Complicating matters, Hazzah says, within the past decade young Maasai men have become more independent. They tend to ignore their elders, leading to a "breakdown in traditional norms, which is the backbone of Maasai society."
Changing social dynamics have also ratcheted up pressure on the lions by eroding another traditional manhood rite: stealing cattle.
For the Maasai, cattle are the currency men use to purchase wives. In years past, warriors would raid cattle from other tribes, occasionally killing each other in the process, Frank said.
But the Kenyan government has successfully enforced laws against cattle raids, largely bringing a halt to the practice, Frank said.
"Now that cattle-raiding is no longer available to them, if young men want to impress a girl, all that's left is to kill the lions," he said.
Compounding the surge in lion killings by young warriors is the increased use of cheap and effective poisons to kill the predators, according to Frank.
Traditionally, herders in Africa graze their livestock during the day. At night the men put the animals in corrals to protect the beasts from lions and other predators.
Frank's lion-conservation projects encourage herders to build more effective corrals. In exchange, the herders are compensated when lions kill their livestock.
Conservation has been successful on the commercial ranges of the Laikipia region in the north. But Frank says poisoning lions is still commonplace in the Amboseli region.
"It seems there's a whole new attitude of, Why bother with the hard work of herding if we can just poison off predators and get on with life?" he said.
Seamus Maclennan, a biologist with the Kilimanjaro Lion Conservation Project, said in an email, "Access to inexpensive, loosely controlled deadly poisons has certainly done massive damage to carnivores in Kenya."
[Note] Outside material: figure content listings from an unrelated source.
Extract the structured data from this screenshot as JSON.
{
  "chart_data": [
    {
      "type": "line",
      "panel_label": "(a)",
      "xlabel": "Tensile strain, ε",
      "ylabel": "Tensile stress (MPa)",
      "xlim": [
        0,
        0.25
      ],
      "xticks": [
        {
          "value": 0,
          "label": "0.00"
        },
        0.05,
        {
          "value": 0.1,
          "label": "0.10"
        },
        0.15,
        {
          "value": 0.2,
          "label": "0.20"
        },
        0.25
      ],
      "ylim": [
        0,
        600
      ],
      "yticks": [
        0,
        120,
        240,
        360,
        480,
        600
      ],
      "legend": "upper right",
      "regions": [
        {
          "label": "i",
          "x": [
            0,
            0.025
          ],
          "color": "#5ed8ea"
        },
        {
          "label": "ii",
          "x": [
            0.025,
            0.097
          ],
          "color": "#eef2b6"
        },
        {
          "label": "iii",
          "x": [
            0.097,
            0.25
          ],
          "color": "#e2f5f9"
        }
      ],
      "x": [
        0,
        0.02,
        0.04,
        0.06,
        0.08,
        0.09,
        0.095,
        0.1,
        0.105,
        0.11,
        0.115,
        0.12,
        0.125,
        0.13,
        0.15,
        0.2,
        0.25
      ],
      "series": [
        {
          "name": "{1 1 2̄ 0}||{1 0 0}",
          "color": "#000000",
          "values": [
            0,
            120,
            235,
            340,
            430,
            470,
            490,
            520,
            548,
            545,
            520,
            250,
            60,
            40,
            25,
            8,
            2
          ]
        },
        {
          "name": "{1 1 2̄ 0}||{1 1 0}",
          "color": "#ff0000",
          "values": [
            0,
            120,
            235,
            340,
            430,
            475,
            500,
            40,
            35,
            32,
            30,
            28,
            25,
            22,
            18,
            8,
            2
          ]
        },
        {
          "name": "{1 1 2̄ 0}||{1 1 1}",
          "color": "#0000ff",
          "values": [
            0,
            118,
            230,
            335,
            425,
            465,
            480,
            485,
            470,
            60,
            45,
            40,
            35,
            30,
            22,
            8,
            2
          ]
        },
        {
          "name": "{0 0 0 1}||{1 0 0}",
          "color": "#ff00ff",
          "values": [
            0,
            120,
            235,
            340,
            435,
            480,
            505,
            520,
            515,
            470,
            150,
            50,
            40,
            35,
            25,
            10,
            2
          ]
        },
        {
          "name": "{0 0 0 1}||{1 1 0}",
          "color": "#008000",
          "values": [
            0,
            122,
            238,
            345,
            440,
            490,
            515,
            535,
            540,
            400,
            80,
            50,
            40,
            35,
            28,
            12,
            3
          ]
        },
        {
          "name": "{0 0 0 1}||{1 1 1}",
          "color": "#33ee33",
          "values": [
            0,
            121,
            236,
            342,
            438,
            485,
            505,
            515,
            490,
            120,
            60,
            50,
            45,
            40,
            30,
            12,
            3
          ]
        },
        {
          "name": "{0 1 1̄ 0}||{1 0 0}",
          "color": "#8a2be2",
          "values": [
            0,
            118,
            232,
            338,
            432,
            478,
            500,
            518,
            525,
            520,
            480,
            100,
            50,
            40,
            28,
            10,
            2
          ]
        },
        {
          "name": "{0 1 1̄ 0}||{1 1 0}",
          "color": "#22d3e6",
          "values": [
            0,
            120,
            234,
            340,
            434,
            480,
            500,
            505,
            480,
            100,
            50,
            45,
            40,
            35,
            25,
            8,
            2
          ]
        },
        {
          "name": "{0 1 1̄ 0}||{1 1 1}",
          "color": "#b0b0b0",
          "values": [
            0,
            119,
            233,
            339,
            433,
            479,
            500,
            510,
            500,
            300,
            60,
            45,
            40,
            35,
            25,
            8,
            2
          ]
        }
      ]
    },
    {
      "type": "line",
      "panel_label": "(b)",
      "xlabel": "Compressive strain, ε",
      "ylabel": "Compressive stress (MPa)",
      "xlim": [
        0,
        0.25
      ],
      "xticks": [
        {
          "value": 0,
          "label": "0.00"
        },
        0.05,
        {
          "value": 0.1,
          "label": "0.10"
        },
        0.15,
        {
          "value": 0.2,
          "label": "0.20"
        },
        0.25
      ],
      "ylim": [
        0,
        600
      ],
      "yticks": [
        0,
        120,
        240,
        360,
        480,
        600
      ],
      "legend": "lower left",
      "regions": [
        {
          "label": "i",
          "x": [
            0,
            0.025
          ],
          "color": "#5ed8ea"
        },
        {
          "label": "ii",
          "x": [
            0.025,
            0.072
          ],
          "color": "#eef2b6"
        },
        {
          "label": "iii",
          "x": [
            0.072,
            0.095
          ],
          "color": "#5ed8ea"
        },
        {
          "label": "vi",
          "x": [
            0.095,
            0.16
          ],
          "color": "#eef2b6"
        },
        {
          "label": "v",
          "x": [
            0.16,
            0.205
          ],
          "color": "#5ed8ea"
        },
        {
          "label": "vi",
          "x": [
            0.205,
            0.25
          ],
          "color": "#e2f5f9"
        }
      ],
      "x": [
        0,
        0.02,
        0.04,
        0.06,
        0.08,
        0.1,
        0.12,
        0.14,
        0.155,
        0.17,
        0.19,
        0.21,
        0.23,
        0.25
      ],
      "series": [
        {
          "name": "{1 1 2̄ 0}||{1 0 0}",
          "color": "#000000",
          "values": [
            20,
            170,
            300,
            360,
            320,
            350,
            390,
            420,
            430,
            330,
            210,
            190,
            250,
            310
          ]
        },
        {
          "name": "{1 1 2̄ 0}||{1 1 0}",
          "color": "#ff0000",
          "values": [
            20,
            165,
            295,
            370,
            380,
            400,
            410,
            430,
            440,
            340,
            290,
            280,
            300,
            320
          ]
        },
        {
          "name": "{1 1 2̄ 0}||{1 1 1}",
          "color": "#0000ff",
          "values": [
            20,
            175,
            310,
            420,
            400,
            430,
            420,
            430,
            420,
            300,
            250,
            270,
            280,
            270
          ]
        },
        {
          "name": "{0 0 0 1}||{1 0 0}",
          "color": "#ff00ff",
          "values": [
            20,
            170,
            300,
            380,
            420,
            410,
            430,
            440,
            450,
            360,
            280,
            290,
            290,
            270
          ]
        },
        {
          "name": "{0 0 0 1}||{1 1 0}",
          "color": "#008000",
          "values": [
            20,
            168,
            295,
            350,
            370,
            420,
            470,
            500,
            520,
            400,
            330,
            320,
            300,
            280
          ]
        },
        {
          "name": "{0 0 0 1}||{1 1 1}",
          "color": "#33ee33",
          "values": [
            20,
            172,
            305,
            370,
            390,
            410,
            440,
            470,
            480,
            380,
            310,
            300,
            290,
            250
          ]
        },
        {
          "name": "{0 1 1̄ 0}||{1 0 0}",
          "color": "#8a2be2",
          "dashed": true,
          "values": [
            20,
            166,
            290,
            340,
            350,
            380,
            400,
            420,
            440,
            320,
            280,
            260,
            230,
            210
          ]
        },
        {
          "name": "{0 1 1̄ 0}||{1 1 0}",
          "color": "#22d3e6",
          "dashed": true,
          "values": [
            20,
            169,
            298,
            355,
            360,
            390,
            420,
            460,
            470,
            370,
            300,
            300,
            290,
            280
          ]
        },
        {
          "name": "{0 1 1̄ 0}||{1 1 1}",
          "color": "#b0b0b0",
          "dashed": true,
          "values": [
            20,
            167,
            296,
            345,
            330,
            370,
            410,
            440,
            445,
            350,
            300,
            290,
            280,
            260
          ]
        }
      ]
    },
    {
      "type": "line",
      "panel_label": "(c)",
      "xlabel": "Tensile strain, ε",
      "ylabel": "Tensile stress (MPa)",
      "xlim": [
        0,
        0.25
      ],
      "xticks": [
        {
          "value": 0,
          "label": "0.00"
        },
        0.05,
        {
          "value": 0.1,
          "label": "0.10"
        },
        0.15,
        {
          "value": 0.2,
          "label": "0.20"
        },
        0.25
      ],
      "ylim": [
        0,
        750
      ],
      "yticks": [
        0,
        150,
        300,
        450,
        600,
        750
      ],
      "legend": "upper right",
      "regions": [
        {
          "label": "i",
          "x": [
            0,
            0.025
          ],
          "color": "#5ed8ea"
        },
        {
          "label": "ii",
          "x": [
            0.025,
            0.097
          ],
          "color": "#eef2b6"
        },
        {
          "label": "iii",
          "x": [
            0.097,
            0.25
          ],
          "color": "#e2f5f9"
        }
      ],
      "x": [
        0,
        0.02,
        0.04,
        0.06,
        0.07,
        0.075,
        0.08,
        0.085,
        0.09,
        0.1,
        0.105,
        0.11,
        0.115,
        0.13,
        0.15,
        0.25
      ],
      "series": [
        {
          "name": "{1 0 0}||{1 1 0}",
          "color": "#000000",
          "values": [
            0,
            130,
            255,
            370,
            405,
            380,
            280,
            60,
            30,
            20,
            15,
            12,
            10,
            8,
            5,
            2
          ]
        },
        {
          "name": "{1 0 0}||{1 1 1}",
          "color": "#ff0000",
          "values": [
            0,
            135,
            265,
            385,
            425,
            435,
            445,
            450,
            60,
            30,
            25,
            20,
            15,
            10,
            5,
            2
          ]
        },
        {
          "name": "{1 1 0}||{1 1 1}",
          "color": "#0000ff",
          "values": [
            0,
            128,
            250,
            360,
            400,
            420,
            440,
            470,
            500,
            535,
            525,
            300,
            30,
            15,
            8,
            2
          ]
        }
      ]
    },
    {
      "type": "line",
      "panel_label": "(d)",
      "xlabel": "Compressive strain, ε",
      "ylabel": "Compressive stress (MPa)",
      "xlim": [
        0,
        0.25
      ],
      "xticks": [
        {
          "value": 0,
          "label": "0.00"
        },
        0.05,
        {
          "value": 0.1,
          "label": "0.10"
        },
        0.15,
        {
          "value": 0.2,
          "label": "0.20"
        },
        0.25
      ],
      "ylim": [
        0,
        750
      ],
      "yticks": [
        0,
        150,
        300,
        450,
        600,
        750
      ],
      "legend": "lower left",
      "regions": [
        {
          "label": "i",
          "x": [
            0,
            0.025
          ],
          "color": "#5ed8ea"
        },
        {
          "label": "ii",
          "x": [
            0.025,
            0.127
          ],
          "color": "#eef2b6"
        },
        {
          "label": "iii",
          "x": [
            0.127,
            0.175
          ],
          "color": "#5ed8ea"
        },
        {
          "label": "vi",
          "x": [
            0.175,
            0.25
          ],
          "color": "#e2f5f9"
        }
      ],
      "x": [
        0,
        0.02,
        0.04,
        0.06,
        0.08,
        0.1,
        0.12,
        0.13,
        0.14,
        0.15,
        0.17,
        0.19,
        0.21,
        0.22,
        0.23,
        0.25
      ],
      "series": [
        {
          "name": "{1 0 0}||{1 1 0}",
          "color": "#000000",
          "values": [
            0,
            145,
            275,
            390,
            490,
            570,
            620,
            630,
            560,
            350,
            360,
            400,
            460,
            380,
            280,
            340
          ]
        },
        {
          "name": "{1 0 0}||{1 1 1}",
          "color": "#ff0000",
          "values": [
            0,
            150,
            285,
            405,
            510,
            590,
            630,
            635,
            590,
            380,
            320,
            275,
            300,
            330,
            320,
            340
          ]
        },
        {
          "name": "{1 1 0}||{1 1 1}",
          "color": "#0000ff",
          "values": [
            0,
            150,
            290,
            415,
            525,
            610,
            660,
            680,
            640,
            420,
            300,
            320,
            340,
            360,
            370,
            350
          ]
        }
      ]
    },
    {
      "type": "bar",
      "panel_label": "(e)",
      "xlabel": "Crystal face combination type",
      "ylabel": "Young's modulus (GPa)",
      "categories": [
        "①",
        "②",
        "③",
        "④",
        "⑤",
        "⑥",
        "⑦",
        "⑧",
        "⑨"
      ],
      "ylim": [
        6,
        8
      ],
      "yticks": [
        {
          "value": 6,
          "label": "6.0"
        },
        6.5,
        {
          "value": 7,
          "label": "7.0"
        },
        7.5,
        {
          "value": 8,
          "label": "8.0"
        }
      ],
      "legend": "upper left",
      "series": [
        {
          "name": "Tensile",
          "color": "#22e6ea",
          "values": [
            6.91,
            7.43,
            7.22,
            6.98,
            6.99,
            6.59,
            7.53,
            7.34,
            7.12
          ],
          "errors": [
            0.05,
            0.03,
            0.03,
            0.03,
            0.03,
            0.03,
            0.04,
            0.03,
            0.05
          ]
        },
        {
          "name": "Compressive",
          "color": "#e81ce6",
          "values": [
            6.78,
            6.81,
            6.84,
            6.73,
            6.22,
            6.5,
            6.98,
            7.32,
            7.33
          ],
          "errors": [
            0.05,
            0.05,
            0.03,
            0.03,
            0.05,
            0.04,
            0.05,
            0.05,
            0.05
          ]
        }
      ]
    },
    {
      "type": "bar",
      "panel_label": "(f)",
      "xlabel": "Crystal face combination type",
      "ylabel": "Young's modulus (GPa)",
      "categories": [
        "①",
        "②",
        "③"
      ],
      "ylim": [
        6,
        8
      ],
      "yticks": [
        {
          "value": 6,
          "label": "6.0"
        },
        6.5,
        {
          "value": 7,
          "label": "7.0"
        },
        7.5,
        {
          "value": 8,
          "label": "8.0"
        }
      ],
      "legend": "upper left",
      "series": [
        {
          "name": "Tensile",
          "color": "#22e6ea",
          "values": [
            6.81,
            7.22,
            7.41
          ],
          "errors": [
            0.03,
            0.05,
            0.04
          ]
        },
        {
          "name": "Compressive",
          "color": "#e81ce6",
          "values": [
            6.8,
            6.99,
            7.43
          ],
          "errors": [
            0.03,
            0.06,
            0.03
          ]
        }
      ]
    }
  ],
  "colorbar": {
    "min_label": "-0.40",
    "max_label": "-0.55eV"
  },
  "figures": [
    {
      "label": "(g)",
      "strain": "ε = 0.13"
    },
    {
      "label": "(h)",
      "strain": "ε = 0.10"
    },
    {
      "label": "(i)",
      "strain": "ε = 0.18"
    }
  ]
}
For the past few years, however, he added, "spearing seems to be the most frequent method of killing lions."
Once the lions are gone, the University of Wisconsin's Hazzah says, the Maasai may begin killing other livestock predators such hyenas and leopards.
Though killing these animals isn't a traditional ritual, they are sometimes killed in retaliation for taking livestock, she adds.
"If [the Maasai] are not going to be reprimanded for killing the lions now, they will feel [no reason] to keep other predators around in the future," she said.